Circumference of Convex Shapes

That's a standard inequality, though perhaps not well enough known for the usual "take it to stackexchange" comment. Denote by $\partial \Sigma$ the boundary of any set $\Sigma$ in the plane. In the case that $s$ is a polygon we can use induction on the number $k$ of edges of $\partial s$ not contained in the $\partial S$. If $k=0$ we're done. If $k>0$, choose an edge $e$ of $s$ not in $\partial S$, and let $H$ be the closed half-plane such that $H \supset s$ and $\partial H \supset e$. Then $S' := S \cap H$ is a convex set containing $s$ whose boundary is shorter than $\partial S$ because we've replaced part of $\partial S$ with the line segment joining the same two points. Moreover $\partial s$ has $k-1$ edges not contained in $\partial S'$. This completes the induction step and the proof.

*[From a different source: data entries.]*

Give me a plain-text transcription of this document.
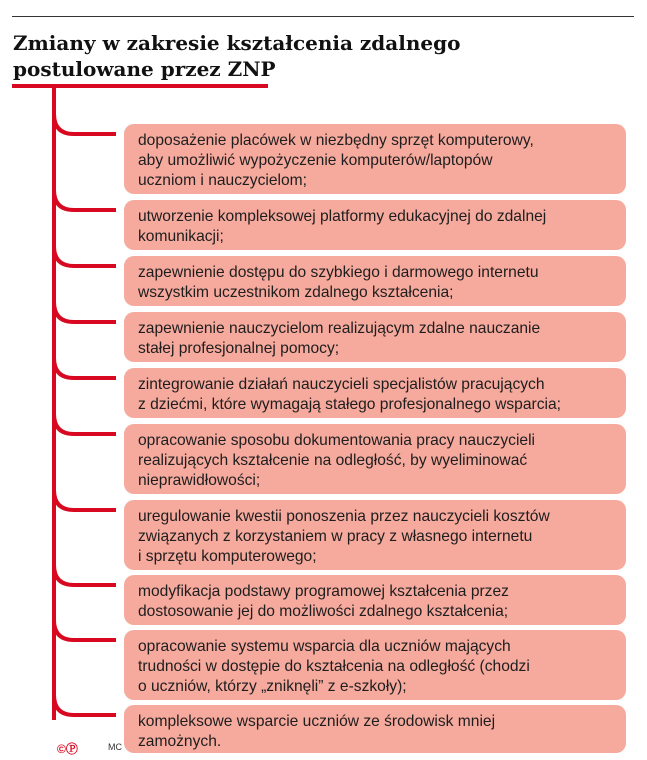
Zmiany w zakresie kształcenia zdalnego
postulowane przez ZNP
doposażenie placówek w niezbędny sprzęt komputerowy,
aby umożliwić wypożyczenie komputerów/laptopów
uczniom i nauczycielom;
utworzenie kompleksowej platformy edukacyjnej do zdalnej
komunikacji;
zapewnienie dostępu do szybkiego i darmowego internetu
wszystkim uczestnikom zdalnego kształcenia;
zapewnienie nauczycielom realizującym zdalne nauczanie
stałej profesjonalnej pomocy;
zintegrowanie działań nauczycieli specjalistów pracujących
z dziećmi, które wymagają stałego profesjonalnego wsparcia;
opracowanie sposobu dokumentowania pracy nauczycieli
realizujących kształcenie na odległość, by wyeliminować
nieprawidłowości;
uregulowanie kwestii ponoszenia przez nauczycieli kosztów
związanych z korzystaniem w pracy z własnego internetu
i sprzętu komputerowego;
modyfikacja podstawy programowej kształcenia przez
dostosowanie jej do możliwości zdalnego kształcenia;
opracowanie systemu wsparcia dla uczniów mających
trudności w dostępie do kształcenia na odległość (chodzi
o uczniów, którzy „zniknęli” z e-szkoły);
kompleksowe wsparcie uczniów ze środowisk mniej
zamożnych.
©Ⓟ	MC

That argument applies more generally when $\partial s \setminus \partial S$ is polygonal. If it's not, we can reduce to that case via a limiting argument, replacing each component of $\partial s \setminus \partial S$ by an arbitrarily close polygonal path.


Your result, including your proposed generalization and the further generalization to surface area in higher dimensions, is an immediate consequence of Cauchy's surface area formula. This states that, up to a constant depending only on the dimension, the surface area of a convex body is the average of the areas of its 1-codimensional projections. I don't know a good reference in a web page, but see for example Klain and Rota's book.


For the triangle problem: Euclid I, 21:

If from the ends of one of the sides of a triangle two straight lines are constructed meeting within the triangle, then the sum of the straight lines so constructed is less than the sum of the remaining two sides of the triangle, but the constructed straight lines contain a greater angle than the angle contained by the remaining two sides.